Jillian Noel Hennessy (* 25. November 1968) ist eine kanadische Schauspielerin und Musikerin. Sie ist am bekanntesten für ihre Rollen in der amerikanischen Fernsehserie Law & Order in der sie die Anklägerin Claire Kincaid für drei Spielzeiten spielte und Crossing Jordan in der sie die Hauptfigur spielte , Jordan Cavanaugh, für sechs Spielzeiten. Sie hat auch in Filmen wie RoboCop 3 und Most Wanted und den Independent-Filmen Chutney Popcorn und The Acting Class mitgewirkt Letztere hat sie auch geschrieben und mitregieiert.




Frühes Leben [ edit ]


Hennessy wurde in Edmonton, Alberta, geboren. Ihr Vater, John Hennessy, war Fleischverkäufer und Verkaufs- / Marketingmanager, ein Job, der viel Reisen erfordert und zu häufigen Umzügen für die Familie führt. Ihre Mutter, Maxine, eine Sekretärin, verließ die Familie 1982 und ließ ihre Tochter teilweise von ihrer väterlichen Großmutter Eleanor in Kitchener, Ontario, aufziehen. [1] Sie hat einen jüngeren Bruder, John Paul "J.P." Hennessy Jr. und eine identische Zwillingsschwester, Jacqueline, die in Kanada als Magazinschreiberin und Moderatorin von Fernsehshows auftritt.
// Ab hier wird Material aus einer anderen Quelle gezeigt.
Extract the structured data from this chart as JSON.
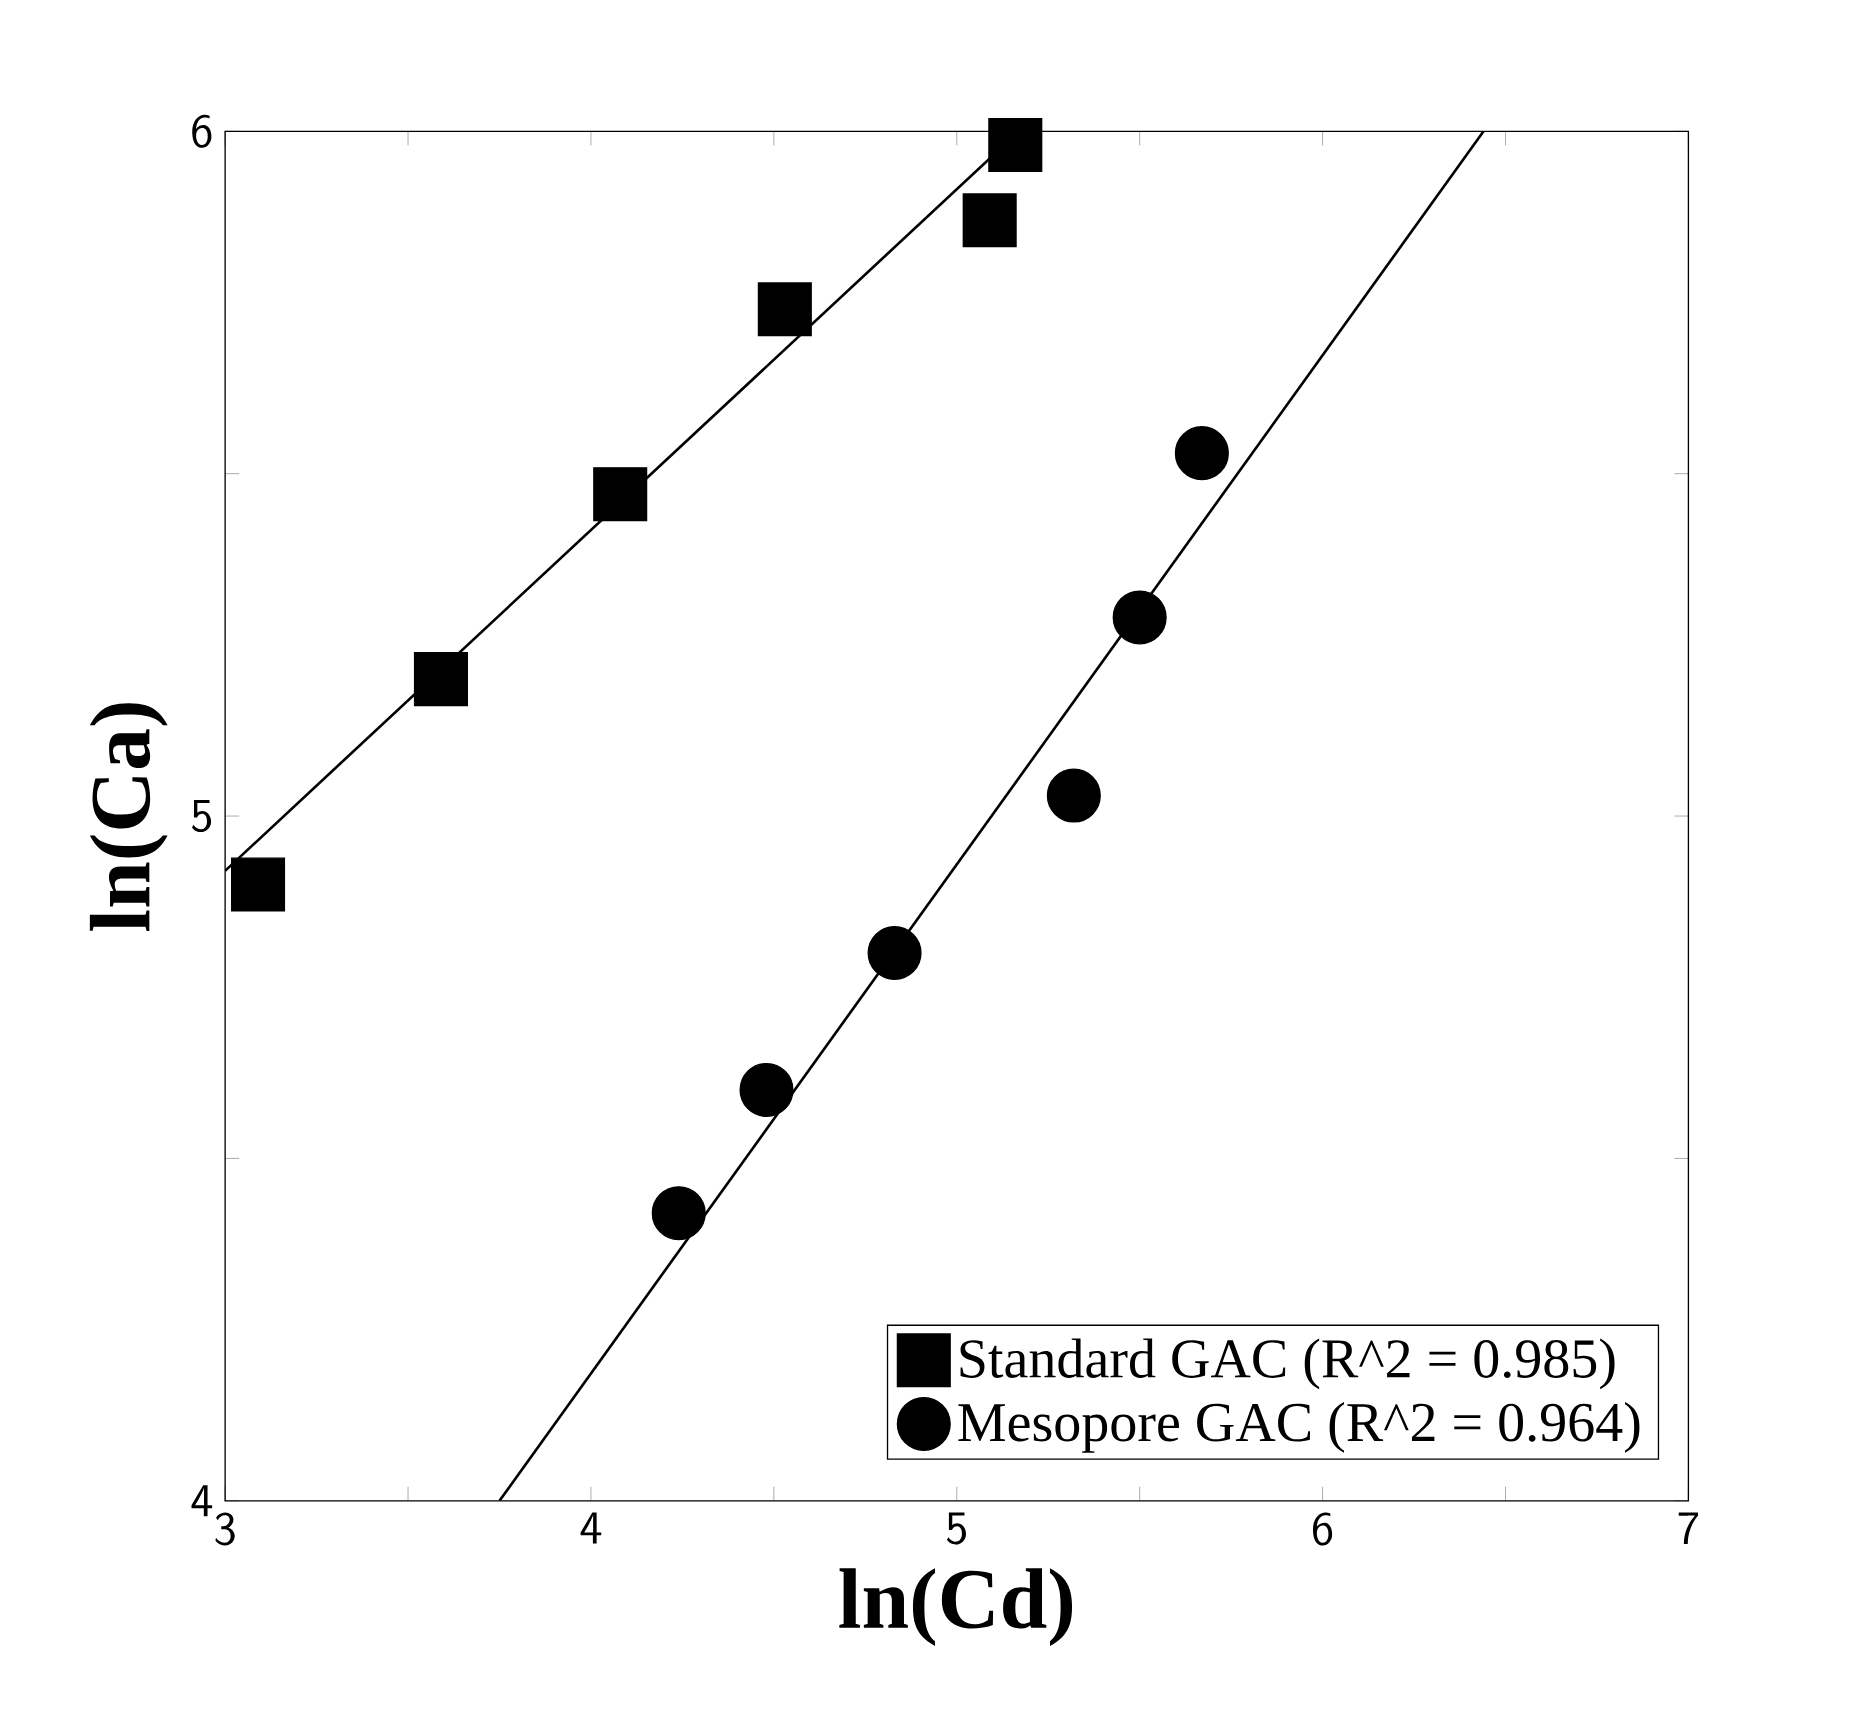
{
  "chart_data": {
    "type": "scatter",
    "xlabel": "ln(Cd)",
    "ylabel": "ln(Ca)",
    "xlim": [
      3,
      7
    ],
    "ylim": [
      4,
      6
    ],
    "xticks": [
      3,
      {
        "value": 3.5,
        "label": null
      },
      4,
      {
        "value": 4.5,
        "label": null
      },
      5,
      {
        "value": 5.5,
        "label": null
      },
      6,
      {
        "value": 6.5,
        "label": null
      },
      7
    ],
    "yticks": [
      4,
      {
        "value": 4.5,
        "label": null
      },
      5,
      {
        "value": 5.5,
        "label": null
      },
      6
    ],
    "legend": "bottom right",
    "grid": false,
    "series": [
      {
        "name": "Standard GAC  (R^2 = 0.985)",
        "color": "#000000",
        "marker": "square",
        "x": [
          3.09,
          3.59,
          4.08,
          4.53,
          5.09,
          5.16
        ],
        "values": [
          4.9,
          5.2,
          5.47,
          5.74,
          5.87,
          5.98
        ]
      },
      {
        "name": "Mesopore GAC  (R^2 = 0.964)",
        "color": "#000000",
        "marker": "circle",
        "x": [
          4.24,
          4.48,
          4.83,
          5.32,
          5.5,
          5.67
        ],
        "values": [
          4.42,
          4.6,
          4.8,
          5.03,
          5.29,
          5.53
        ]
      },
      {
        "type": "line",
        "color": "#000000",
        "marker": "none",
        "x": [
          3,
          5.17
        ],
        "values": [
          4.92,
          6
        ]
      },
      {
        "type": "line",
        "color": "#000000",
        "marker": "none",
        "x": [
          3.75,
          6.44
        ],
        "values": [
          4,
          6
        ]
      }
    ]
  }
}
Hennessy hat irische, französische, schwedische und italienische Vorfahren auf der Seite ihres Vaters und hauptsächlich ukrainische Roma sowie österreichische Vorfahren ihrer Mutter. [2] Sie besuchte die Stanley Park Senior Public School und absolvierte dann das Grand River Collegiate Institute in Kitchener , Ontario [3] und lebte in der U-Bahn von Toronto. [4]




Hennessy und ihre Schwester spielten in den 1988er Jahren Dead Ringers in denen beide debütierten. Sie wurde für die Rolle von Dana Scully in The X-Files aufgeführt, laut Gillian Anderson, der Schauspielerin, die schließlich die Rolle bekam. [5]

Sie erschien am Broadway im Musical Buddy - The Buddy Holly Story im Jahr 1990.

1993 erschien sie als Dr. Marie Lazarus in RoboCop 3 .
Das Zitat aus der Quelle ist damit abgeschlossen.